Dr. Dan Fleisch is Professor Emeritus in the Department of Physics and Director of Weaver Observatory at Wittenberg University, where he specializes in electromagnetics and space physics. He is the author of the internationally best-selling book A Student’s Guide to Maxwell’s Equations, published by Cambridge University Press in January 2008; this book has been translated into Japanese, Korean, and Chinese. Dr. Fleisch is also the author of A Student’s Guide to Vectors and Tensors, published by Cambridge Press in 2011, co-author of A Student’s Guide to Waves, published in 2015, and author of A Student's Guide to the Schrödinger Equation, published in 2020, and A Student's Guide to Laplace Transforms, published in 2022. Dr. Fleisch is also the co-author with the late Prof. John Kraus of The Ohio State University of the McGraw-Hill textbook Electromagnetics with Applications.
Prof. Fleisch has published technical articles in the IEEE Transactions, The Journal of Atmospheric and Terrestrial Physics, and Microwave Journal, and has presented more than a dozen professional papers on topics related to high-speed microwave instrumentation and radar cross-section measurement. He has been a regular contributor of science commentary to PBS station WYSO of Yellow Springs, and in 2006 he appeared in the documentary "The Dayton Codebreakers" shown on Public Television.
Prof. Fleisch was named Outstanding Faculty Member at the Wittenberg Greek scholarship awards in 2000, and in 2002 he won the Omicron Delta Kappa award for Excellence in Teaching. In 2003 and 2005 he was recognized for Faculty Excellence and Innovation by the Southwestern Ohio Council for Higher Education (SOCHE), and in 2004 he received Wittenberg’s Distinguished Teaching Award, the university’s highest faculty award.
In November, 2010 Prof. Fleisch was named the Ohio Professor of the Year by the Carnegie Foundation and the Council for the Advancement and Support of Education. In August, 2013, Prof. Fleisch was named one of the Top 25 Science, Technology, Engineering, and Mathematics (STEM) Professors in Ohio.
Prof. Fleisch was named Series Editor for the Student's Guide Series at Cambridge University Press in 2018 and will serve as the Grand Canyon Astronomer in Residence in the fall of 2022.
Fleisch received his B.S. in Physics from Georgetown University in 1974 and his M.S. and Ph.D. in Space Physics and Astronomy from Rice University in 1976 and 1980, respectively.
To contact Dan Fleisch, send e-mail to | dfleisch@wittenberg.edu |
Dr.
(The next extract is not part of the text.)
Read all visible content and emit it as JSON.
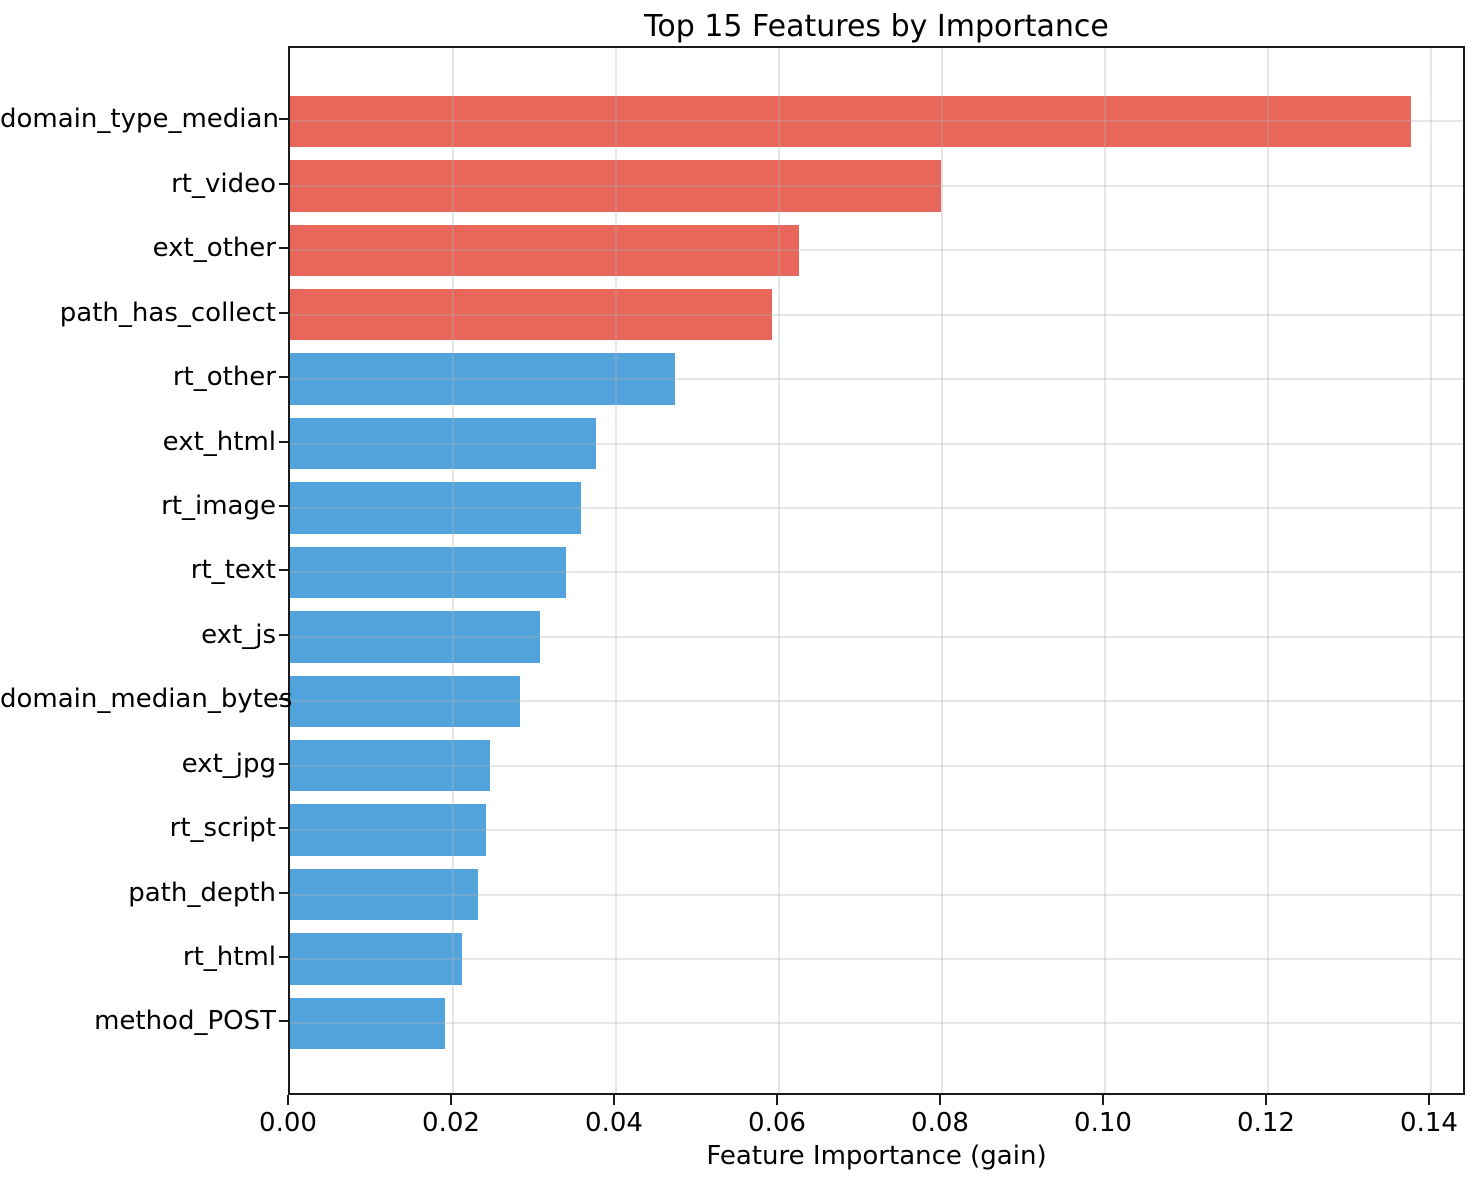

Julia M. Kregenow is a Lecturer in Astronomy and Astrophysics at the Pennsylvania State University at University Park, PA. Kregenow has published peer-reviewed astrophysics research articles and contributed numerous conference poster and oral presentations on characterizing X-ray sources in merging galaxies, calibrating gamma-ray detectors for balloon-borne missions, and mapping the interstellar medium in the Milky Way Galaxy.
She has designed and taught Introductory Astronomy lecture, lab, and web courses at Cornell University, Ithaca College, and the Pennsylvania State University in classes ranging in size from 15 to 350. She incorporates many techniques to get her students actively engaged in her classes, both in the online and in-person environments. In addition to teaching her own classes, she mentors new faculty members, supervises graduate teaching assistants, coordinates 10 sections of Penn State's Astronomy Laboratory course, and conducts formal assessment of teaching and learning for over 3500 students and 15 faculty members per year for the Penn State Department of Astronomy and Astrophysics.
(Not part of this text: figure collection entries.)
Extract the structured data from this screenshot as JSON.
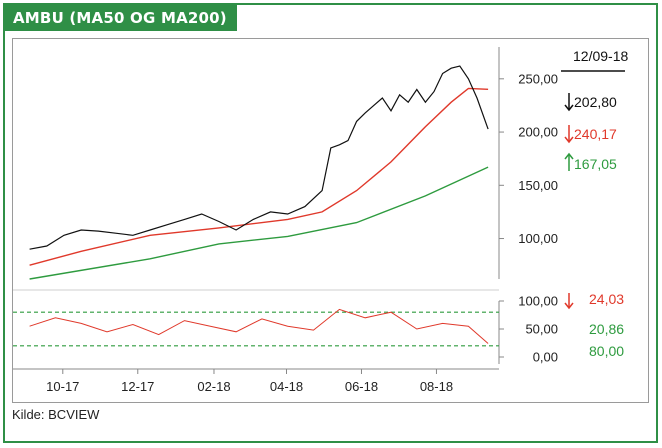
{
  "header": {
    "title": "AMBU (MA50 OG MA200)"
  },
  "footer": {
    "source": "Kilde: BCVIEW"
  },
  "colors": {
    "brand": "#2f8f46",
    "price": "#111111",
    "ma50": "#e0392b",
    "ma200": "#2e9b3f",
    "rsi": "#e0392b",
    "rsi_band": "#2e9b3f"
  },
  "chart_data": [
    {
      "type": "line",
      "panel": "price",
      "x_ticks": [
        "10-17",
        "12-17",
        "02-18",
        "04-18",
        "06-18",
        "08-18"
      ],
      "y_ticks": [
        "100,00",
        "150,00",
        "200,00",
        "250,00"
      ],
      "ylim": [
        62,
        278
      ],
      "date": "12/09-18",
      "series": [
        {
          "key": "price",
          "x": [
            "2017-09-04",
            "2017-09-18",
            "2017-10-02",
            "2017-10-16",
            "2017-10-30",
            "2017-11-13",
            "2017-11-27",
            "2017-12-11",
            "2017-12-25",
            "2018-01-08",
            "2018-01-22",
            "2018-02-05",
            "2018-02-19",
            "2018-03-05",
            "2018-03-19",
            "2018-04-02",
            "2018-04-16",
            "2018-04-30",
            "2018-05-07",
            "2018-05-14",
            "2018-05-21",
            "2018-05-28",
            "2018-06-04",
            "2018-06-11",
            "2018-06-18",
            "2018-06-25",
            "2018-07-02",
            "2018-07-09",
            "2018-07-16",
            "2018-07-23",
            "2018-07-30",
            "2018-08-06",
            "2018-08-13",
            "2018-08-20",
            "2018-08-27",
            "2018-09-03",
            "2018-09-12"
          ],
          "values": [
            90,
            93,
            103,
            108,
            107,
            105,
            103,
            108,
            113,
            118,
            123,
            116,
            108,
            118,
            125,
            123,
            130,
            145,
            185,
            188,
            192,
            210,
            218,
            225,
            232,
            220,
            235,
            228,
            240,
            228,
            238,
            255,
            260,
            262,
            250,
            232,
            202.8
          ],
          "last_label": "202,80"
        },
        {
          "key": "ma50",
          "x": [
            "2017-09-04",
            "2017-10-16",
            "2017-12-11",
            "2018-02-05",
            "2018-04-02",
            "2018-04-30",
            "2018-05-28",
            "2018-06-25",
            "2018-07-23",
            "2018-08-13",
            "2018-08-27",
            "2018-09-12"
          ],
          "values": [
            75,
            88,
            103,
            110,
            118,
            125,
            145,
            172,
            205,
            228,
            241,
            240.17
          ],
          "last_label": "240,17"
        },
        {
          "key": "ma200",
          "x": [
            "2017-09-04",
            "2017-12-11",
            "2018-02-05",
            "2018-04-02",
            "2018-05-28",
            "2018-07-23",
            "2018-09-12"
          ],
          "values": [
            62,
            81,
            95,
            102,
            115,
            140,
            167.05
          ],
          "last_label": "167,05"
        }
      ]
    },
    {
      "type": "line",
      "panel": "rsi",
      "y_ticks": [
        "0,00",
        "50,00",
        "100,00"
      ],
      "ylim": [
        0,
        100
      ],
      "upper_band": 80,
      "lower_band": 20,
      "series": [
        {
          "key": "rsi",
          "x": [
            "2017-09-04",
            "2017-09-25",
            "2017-10-16",
            "2017-11-06",
            "2017-11-27",
            "2017-12-18",
            "2018-01-08",
            "2018-01-29",
            "2018-02-19",
            "2018-03-12",
            "2018-04-02",
            "2018-04-23",
            "2018-05-14",
            "2018-06-04",
            "2018-06-25",
            "2018-07-16",
            "2018-08-06",
            "2018-08-27",
            "2018-09-12"
          ],
          "values": [
            55,
            70,
            60,
            45,
            58,
            40,
            65,
            55,
            45,
            68,
            55,
            48,
            85,
            70,
            80,
            50,
            60,
            55,
            24.03
          ],
          "last_label": "24,03"
        }
      ],
      "legend_values": [
        "20,86",
        "80,00"
      ]
    }
  ]
}
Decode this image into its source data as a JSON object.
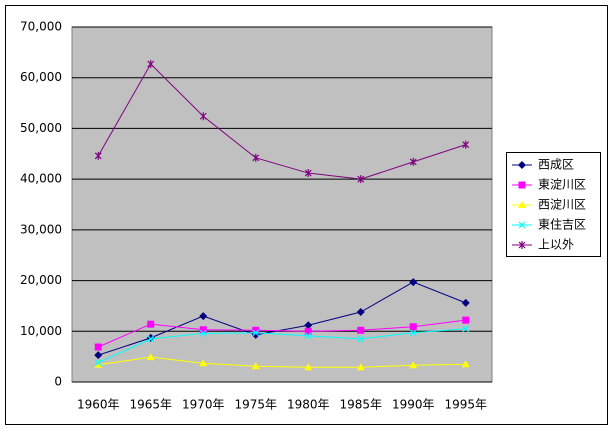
{
  "chart_data": {
    "type": "line",
    "categories": [
      "1960年",
      "1965年",
      "1970年",
      "1975年",
      "1980年",
      "1985年",
      "1990年",
      "1995年"
    ],
    "series": [
      {
        "name": "西成区",
        "color": "#000080",
        "marker": "diamond",
        "values": [
          5300,
          8700,
          13000,
          9300,
          11200,
          13800,
          19700,
          15600
        ]
      },
      {
        "name": "東淀川区",
        "color": "#ff00ff",
        "marker": "square",
        "values": [
          6900,
          11400,
          10300,
          10200,
          10000,
          10200,
          10900,
          12200
        ]
      },
      {
        "name": "西淀川区",
        "color": "#ffff00",
        "marker": "triangle",
        "values": [
          3400,
          4900,
          3700,
          3100,
          2900,
          2900,
          3300,
          3500
        ]
      },
      {
        "name": "東住吉区",
        "color": "#00ffff",
        "marker": "x",
        "values": [
          3800,
          8500,
          9600,
          9700,
          9100,
          8500,
          9700,
          10500
        ]
      },
      {
        "name": "上以外",
        "color": "#800080",
        "marker": "star",
        "values": [
          44600,
          62700,
          52400,
          44200,
          41200,
          40000,
          43400,
          46800
        ]
      }
    ],
    "ylim": [
      0,
      70000
    ],
    "yticks": [
      0,
      {
        "value": 10000,
        "label": "10,000"
      },
      {
        "value": 20000,
        "label": "20,000"
      },
      {
        "value": 30000,
        "label": "30,000"
      },
      {
        "value": 40000,
        "label": "40,000"
      },
      {
        "value": 50000,
        "label": "50,000"
      },
      {
        "value": 60000,
        "label": "60,000"
      },
      {
        "value": 70000,
        "label": "70,000"
      }
    ],
    "grid": true,
    "legend": "right"
  }
}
Her Astronomy Education professional activities include authoring peer-reviewed articles in the Astronomy Education Review and Journal of College Science Teaching, presenting the results of her education research projects at professional conferences, writing guest columns for the American Astronomical Society's member newsletter and for Spark, the education newsletter, establishing and securing funding for a faculty STEM (science, technology, engineering, and mathematics) education seminar series that encompasses over 20 science departments at five campuses, and instituting a graduate teaching assistant orientation program and pedagogy course.
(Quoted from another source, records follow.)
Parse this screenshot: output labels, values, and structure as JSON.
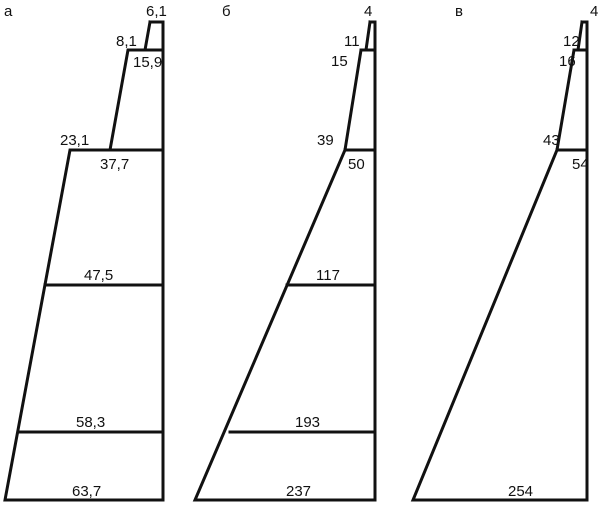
{
  "panels": [
    {
      "label": "а",
      "values": [
        "6,1",
        "8,1",
        "15,9",
        "23,1",
        "37,7",
        "47,5",
        "58,3",
        "63,7"
      ]
    },
    {
      "label": "б",
      "values": [
        "4",
        "11",
        "15",
        "39",
        "50",
        "117",
        "193",
        "237"
      ]
    },
    {
      "label": "в",
      "values": [
        "4",
        "12",
        "16",
        "43",
        "54",
        "254"
      ]
    }
  ]
}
Dr. Kregenow earned her B.A. in Physics at Wittenberg University in 2001, and completed both her M.A. and Ph.D. in Astronomy and Astrophysics at the University of California at Berkeley in 2003 and 2007. She was a National Physical Sciences Consortium fellow as a doctoral student from 2001-2007, and a Christine Mirzayan Science and Technology Policy Fellow at the National Academies in Washington DC in 2007. She was a postdoctoral researcher in Astronomy and Physics Education at Ithaca College from 2007-2009 before joining the Penn State Astronomy and Astrophysics faculty in 2009.